“Don’t! Don’t!” wailed Jacqueline and clasped Aunt Martha tight. “Don’t you cry.... There’s nothing to cry about.”
CHAPTER XXXVII
ONE WAY OUT
Shakespeare speaks in one of his plays of the disastrous position of the man who is blown up with the bomb he has himself touched off. Jacqueline was not nearly so well acquainted with Shakespeare as Caroline was. But one half-second after she made her startling announcement, she needed no poet to tell her how that poor man felt.
Aunt Martha stared for that one half-second, and then a look of actual triumph came flooding into her tear-stained face.
“There, Judge!” she cried, with her arms tight about Jacqueline. “Doesn’t that prove what I kept telling you? It’s the awful heat—and she’s worked so hard and faithful, poor young one—and that long walk yesterday in the sun—it’s gone to her head. You can see for yourself she doesn’t know what she does—or what she says.”

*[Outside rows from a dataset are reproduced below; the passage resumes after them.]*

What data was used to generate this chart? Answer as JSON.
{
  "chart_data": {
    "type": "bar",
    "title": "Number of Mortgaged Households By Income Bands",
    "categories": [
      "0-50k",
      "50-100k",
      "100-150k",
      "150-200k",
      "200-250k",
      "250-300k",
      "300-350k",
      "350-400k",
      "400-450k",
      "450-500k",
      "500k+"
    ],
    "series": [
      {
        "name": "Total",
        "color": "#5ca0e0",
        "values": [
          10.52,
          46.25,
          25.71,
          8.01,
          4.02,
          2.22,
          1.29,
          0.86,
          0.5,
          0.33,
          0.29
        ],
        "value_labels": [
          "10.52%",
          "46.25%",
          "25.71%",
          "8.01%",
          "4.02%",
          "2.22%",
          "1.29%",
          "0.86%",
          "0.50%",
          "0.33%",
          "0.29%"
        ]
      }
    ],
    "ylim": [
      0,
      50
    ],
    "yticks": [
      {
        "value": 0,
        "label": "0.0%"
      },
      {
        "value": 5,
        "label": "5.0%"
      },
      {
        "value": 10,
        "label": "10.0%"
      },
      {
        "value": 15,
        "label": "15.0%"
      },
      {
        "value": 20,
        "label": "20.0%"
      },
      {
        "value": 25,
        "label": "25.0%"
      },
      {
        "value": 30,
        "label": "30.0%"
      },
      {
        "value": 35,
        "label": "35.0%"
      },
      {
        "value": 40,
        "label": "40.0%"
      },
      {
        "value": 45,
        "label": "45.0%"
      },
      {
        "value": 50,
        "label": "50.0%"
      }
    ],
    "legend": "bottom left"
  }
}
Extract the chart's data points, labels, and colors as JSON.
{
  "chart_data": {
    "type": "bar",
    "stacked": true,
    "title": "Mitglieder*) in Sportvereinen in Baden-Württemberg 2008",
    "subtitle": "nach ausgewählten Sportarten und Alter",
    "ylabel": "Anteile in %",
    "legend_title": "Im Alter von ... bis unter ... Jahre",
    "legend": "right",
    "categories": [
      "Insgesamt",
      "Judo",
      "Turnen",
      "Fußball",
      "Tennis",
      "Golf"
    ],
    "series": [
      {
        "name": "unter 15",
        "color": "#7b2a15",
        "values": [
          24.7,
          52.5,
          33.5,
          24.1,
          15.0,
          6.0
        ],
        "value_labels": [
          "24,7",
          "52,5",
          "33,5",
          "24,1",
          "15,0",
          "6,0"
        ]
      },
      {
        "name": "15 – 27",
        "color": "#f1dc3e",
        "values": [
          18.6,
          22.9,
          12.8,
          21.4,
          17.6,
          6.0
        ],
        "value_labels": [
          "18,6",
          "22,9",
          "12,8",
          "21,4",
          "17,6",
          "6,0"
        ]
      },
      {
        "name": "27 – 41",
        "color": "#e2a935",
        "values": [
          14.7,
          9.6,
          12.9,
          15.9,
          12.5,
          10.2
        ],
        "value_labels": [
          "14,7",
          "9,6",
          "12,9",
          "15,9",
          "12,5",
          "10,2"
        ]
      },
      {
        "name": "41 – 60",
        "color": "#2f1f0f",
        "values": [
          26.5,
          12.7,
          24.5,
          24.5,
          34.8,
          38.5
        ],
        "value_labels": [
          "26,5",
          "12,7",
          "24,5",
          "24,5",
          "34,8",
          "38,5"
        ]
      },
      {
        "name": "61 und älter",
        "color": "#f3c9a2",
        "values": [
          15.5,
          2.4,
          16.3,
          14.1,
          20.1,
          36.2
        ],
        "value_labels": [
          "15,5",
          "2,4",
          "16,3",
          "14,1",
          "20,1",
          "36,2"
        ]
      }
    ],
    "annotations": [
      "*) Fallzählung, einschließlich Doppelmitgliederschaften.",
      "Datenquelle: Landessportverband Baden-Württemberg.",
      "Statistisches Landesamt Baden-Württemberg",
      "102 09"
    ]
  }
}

Jacqueline stood speechless, (“flabbergasted,” Grandma would have called it!) while she looked from Aunt Martha’s excited, anxious, yet beaming face, to the Judge who sat coldly, shrewdly watching. Crowding into her brain came memories she had laid aside, passages and chapters in the latter portion of that fateful volume, “The Prince and the Pauper.”

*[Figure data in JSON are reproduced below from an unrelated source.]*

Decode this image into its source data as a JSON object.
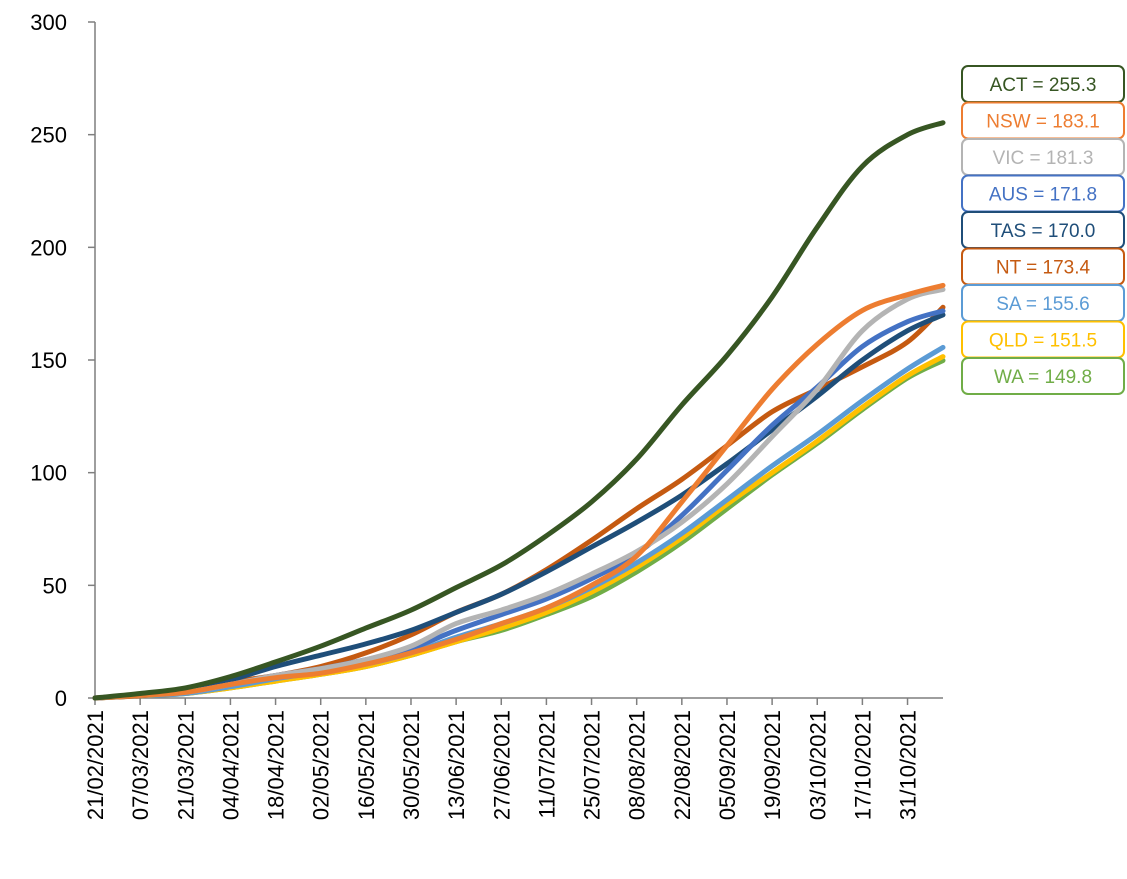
{
  "chart_data": {
    "type": "line",
    "title": "",
    "xlabel": "",
    "ylabel": "",
    "x_start": "21/02/2021",
    "x_end": "11/11/2021",
    "ylim": [
      0,
      300
    ],
    "y_ticks": [
      0,
      50,
      100,
      150,
      200,
      250,
      300
    ],
    "x_tick_labels": [
      "21/02/2021",
      "07/03/2021",
      "21/03/2021",
      "04/04/2021",
      "18/04/2021",
      "02/05/2021",
      "16/05/2021",
      "30/05/2021",
      "13/06/2021",
      "27/06/2021",
      "11/07/2021",
      "25/07/2021",
      "08/08/2021",
      "22/08/2021",
      "05/09/2021",
      "19/09/2021",
      "03/10/2021",
      "17/10/2021",
      "31/10/2021"
    ],
    "grid": false,
    "legend": "end-labels-right",
    "series": [
      {
        "name": "ACT",
        "label": "ACT = 255.3",
        "color": "#375623",
        "points": [
          [
            "21/02/2021",
            0
          ],
          [
            "07/03/2021",
            2
          ],
          [
            "21/03/2021",
            4.5
          ],
          [
            "04/04/2021",
            9.5
          ],
          [
            "18/04/2021",
            16
          ],
          [
            "02/05/2021",
            23
          ],
          [
            "16/05/2021",
            31
          ],
          [
            "30/05/2021",
            39
          ],
          [
            "13/06/2021",
            49
          ],
          [
            "27/06/2021",
            59
          ],
          [
            "11/07/2021",
            72
          ],
          [
            "25/07/2021",
            87
          ],
          [
            "08/08/2021",
            106
          ],
          [
            "22/08/2021",
            130
          ],
          [
            "05/09/2021",
            152
          ],
          [
            "19/09/2021",
            178
          ],
          [
            "03/10/2021",
            209
          ],
          [
            "17/10/2021",
            236
          ],
          [
            "31/10/2021",
            250
          ],
          [
            "11/11/2021",
            255.3
          ]
        ]
      },
      {
        "name": "NSW",
        "label": "NSW = 183.1",
        "color": "#ED7D31",
        "points": [
          [
            "21/02/2021",
            0
          ],
          [
            "07/03/2021",
            1.2
          ],
          [
            "21/03/2021",
            2.5
          ],
          [
            "04/04/2021",
            6
          ],
          [
            "18/04/2021",
            9
          ],
          [
            "02/05/2021",
            11
          ],
          [
            "16/05/2021",
            15
          ],
          [
            "30/05/2021",
            20
          ],
          [
            "13/06/2021",
            26
          ],
          [
            "27/06/2021",
            33
          ],
          [
            "11/07/2021",
            40
          ],
          [
            "25/07/2021",
            50
          ],
          [
            "08/08/2021",
            63
          ],
          [
            "22/08/2021",
            87
          ],
          [
            "05/09/2021",
            112
          ],
          [
            "19/09/2021",
            137
          ],
          [
            "03/10/2021",
            157
          ],
          [
            "17/10/2021",
            172
          ],
          [
            "31/10/2021",
            179
          ],
          [
            "11/11/2021",
            183.1
          ]
        ]
      },
      {
        "name": "VIC",
        "label": "VIC = 181.3",
        "color": "#B4B4B4",
        "points": [
          [
            "21/02/2021",
            0
          ],
          [
            "07/03/2021",
            1.2
          ],
          [
            "21/03/2021",
            2.5
          ],
          [
            "04/04/2021",
            6
          ],
          [
            "18/04/2021",
            10
          ],
          [
            "02/05/2021",
            13
          ],
          [
            "16/05/2021",
            17
          ],
          [
            "30/05/2021",
            23
          ],
          [
            "13/06/2021",
            33
          ],
          [
            "27/06/2021",
            39
          ],
          [
            "11/07/2021",
            46
          ],
          [
            "25/07/2021",
            55
          ],
          [
            "08/08/2021",
            65
          ],
          [
            "22/08/2021",
            78
          ],
          [
            "05/09/2021",
            95
          ],
          [
            "19/09/2021",
            116
          ],
          [
            "03/10/2021",
            137
          ],
          [
            "17/10/2021",
            163
          ],
          [
            "31/10/2021",
            177
          ],
          [
            "11/11/2021",
            181.3
          ]
        ]
      },
      {
        "name": "AUS",
        "label": "AUS = 171.8",
        "color": "#4472C4",
        "points": [
          [
            "21/02/2021",
            0
          ],
          [
            "07/03/2021",
            1.2
          ],
          [
            "21/03/2021",
            2.5
          ],
          [
            "04/04/2021",
            6
          ],
          [
            "18/04/2021",
            10
          ],
          [
            "02/05/2021",
            13
          ],
          [
            "16/05/2021",
            17
          ],
          [
            "30/05/2021",
            22
          ],
          [
            "13/06/2021",
            30
          ],
          [
            "27/06/2021",
            37
          ],
          [
            "11/07/2021",
            44
          ],
          [
            "25/07/2021",
            53
          ],
          [
            "08/08/2021",
            64
          ],
          [
            "22/08/2021",
            81
          ],
          [
            "05/09/2021",
            101
          ],
          [
            "19/09/2021",
            121
          ],
          [
            "03/10/2021",
            138
          ],
          [
            "17/10/2021",
            156
          ],
          [
            "31/10/2021",
            167
          ],
          [
            "11/11/2021",
            171.8
          ]
        ]
      },
      {
        "name": "TAS",
        "label": "TAS = 170.0",
        "color": "#1F4E79",
        "points": [
          [
            "21/02/2021",
            0
          ],
          [
            "07/03/2021",
            1.5
          ],
          [
            "21/03/2021",
            3.5
          ],
          [
            "04/04/2021",
            8
          ],
          [
            "18/04/2021",
            14
          ],
          [
            "02/05/2021",
            19
          ],
          [
            "16/05/2021",
            24
          ],
          [
            "30/05/2021",
            30
          ],
          [
            "13/06/2021",
            38
          ],
          [
            "27/06/2021",
            46
          ],
          [
            "11/07/2021",
            56
          ],
          [
            "25/07/2021",
            67
          ],
          [
            "08/08/2021",
            78
          ],
          [
            "22/08/2021",
            90
          ],
          [
            "05/09/2021",
            104
          ],
          [
            "19/09/2021",
            119
          ],
          [
            "03/10/2021",
            134
          ],
          [
            "17/10/2021",
            150
          ],
          [
            "31/10/2021",
            163
          ],
          [
            "11/11/2021",
            170.0
          ]
        ]
      },
      {
        "name": "NT",
        "label": "NT = 173.4",
        "color": "#C55A11",
        "points": [
          [
            "21/02/2021",
            0
          ],
          [
            "07/03/2021",
            1
          ],
          [
            "21/03/2021",
            3
          ],
          [
            "04/04/2021",
            7
          ],
          [
            "18/04/2021",
            10
          ],
          [
            "02/05/2021",
            14
          ],
          [
            "16/05/2021",
            20
          ],
          [
            "30/05/2021",
            28
          ],
          [
            "13/06/2021",
            38
          ],
          [
            "27/06/2021",
            46
          ],
          [
            "11/07/2021",
            57
          ],
          [
            "25/07/2021",
            70
          ],
          [
            "08/08/2021",
            84
          ],
          [
            "22/08/2021",
            97
          ],
          [
            "05/09/2021",
            112
          ],
          [
            "19/09/2021",
            127
          ],
          [
            "03/10/2021",
            137
          ],
          [
            "17/10/2021",
            147
          ],
          [
            "31/10/2021",
            158
          ],
          [
            "11/11/2021",
            173.4
          ]
        ]
      },
      {
        "name": "SA",
        "label": "SA = 155.6",
        "color": "#5B9BD5",
        "points": [
          [
            "21/02/2021",
            0
          ],
          [
            "07/03/2021",
            1
          ],
          [
            "21/03/2021",
            2
          ],
          [
            "04/04/2021",
            5
          ],
          [
            "18/04/2021",
            8.5
          ],
          [
            "02/05/2021",
            11.5
          ],
          [
            "16/05/2021",
            15
          ],
          [
            "30/05/2021",
            20
          ],
          [
            "13/06/2021",
            27
          ],
          [
            "27/06/2021",
            33
          ],
          [
            "11/07/2021",
            40
          ],
          [
            "25/07/2021",
            49
          ],
          [
            "08/08/2021",
            60
          ],
          [
            "22/08/2021",
            73
          ],
          [
            "05/09/2021",
            88
          ],
          [
            "19/09/2021",
            103
          ],
          [
            "03/10/2021",
            117
          ],
          [
            "17/10/2021",
            132
          ],
          [
            "31/10/2021",
            146
          ],
          [
            "11/11/2021",
            155.6
          ]
        ]
      },
      {
        "name": "QLD",
        "label": "QLD = 151.5",
        "color": "#FFC000",
        "points": [
          [
            "21/02/2021",
            0
          ],
          [
            "07/03/2021",
            1
          ],
          [
            "21/03/2021",
            2
          ],
          [
            "04/04/2021",
            4.5
          ],
          [
            "18/04/2021",
            7.5
          ],
          [
            "02/05/2021",
            10.5
          ],
          [
            "16/05/2021",
            14
          ],
          [
            "30/05/2021",
            19
          ],
          [
            "13/06/2021",
            25
          ],
          [
            "27/06/2021",
            31
          ],
          [
            "11/07/2021",
            38
          ],
          [
            "25/07/2021",
            47
          ],
          [
            "08/08/2021",
            58
          ],
          [
            "22/08/2021",
            71
          ],
          [
            "05/09/2021",
            86
          ],
          [
            "19/09/2021",
            100
          ],
          [
            "03/10/2021",
            114
          ],
          [
            "17/10/2021",
            129
          ],
          [
            "31/10/2021",
            143
          ],
          [
            "11/11/2021",
            151.5
          ]
        ]
      },
      {
        "name": "WA",
        "label": "WA = 149.8",
        "color": "#70AD47",
        "points": [
          [
            "21/02/2021",
            0
          ],
          [
            "07/03/2021",
            1
          ],
          [
            "21/03/2021",
            2
          ],
          [
            "04/04/2021",
            4.5
          ],
          [
            "18/04/2021",
            7.5
          ],
          [
            "02/05/2021",
            10.5
          ],
          [
            "16/05/2021",
            14
          ],
          [
            "30/05/2021",
            19
          ],
          [
            "13/06/2021",
            25
          ],
          [
            "27/06/2021",
            30
          ],
          [
            "11/07/2021",
            37
          ],
          [
            "25/07/2021",
            45
          ],
          [
            "08/08/2021",
            56
          ],
          [
            "22/08/2021",
            69
          ],
          [
            "05/09/2021",
            84
          ],
          [
            "19/09/2021",
            99
          ],
          [
            "03/10/2021",
            113
          ],
          [
            "17/10/2021",
            128
          ],
          [
            "31/10/2021",
            142
          ],
          [
            "11/11/2021",
            149.8
          ]
        ]
      }
    ]
  }
}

“Oh, pluffy catamounts!” she almost shrieked in terror. “Don’t you go acting like those silly boobs in that beastly old book—don’t you go thinking I’m off my head, because I’m not—I’m not! I’m Jacqueline—and I never was anybody else! I’m Jacqueline Gildersleeve!”
She began to cry, tears of temper and terror combined. For this was drama, more than enough to satisfy her. If they didn’t believe her—why, then they must think her either crazy or an awful liar and a thief! What did they do with crazy people—and with thieves? The Judge had a court and a jail—Neil had said so. And she had laughed, only a little while ago, at the mere idea of her being sent to jail, as Neil had said, to tease her. It was no laughing matter now.
“Oh, dear! Oh, dear!” choked Jacqueline. “I want my Aunt Edie—she’ll know I’m me. And my Uncle Jimmie! Oh, oh!”
Aunt Martha was herself again. Nothing apparently could down her, except the dreadful fear that one of her children could be a thief and a liar. She drew Jacqueline down on her lap, and held her safe against her breast, and Jacqueline, for all she was eleven next month and so big she nearly overwhelmed Aunt Martha, clung tight to her and wept into the hollow of her sunburnt neck.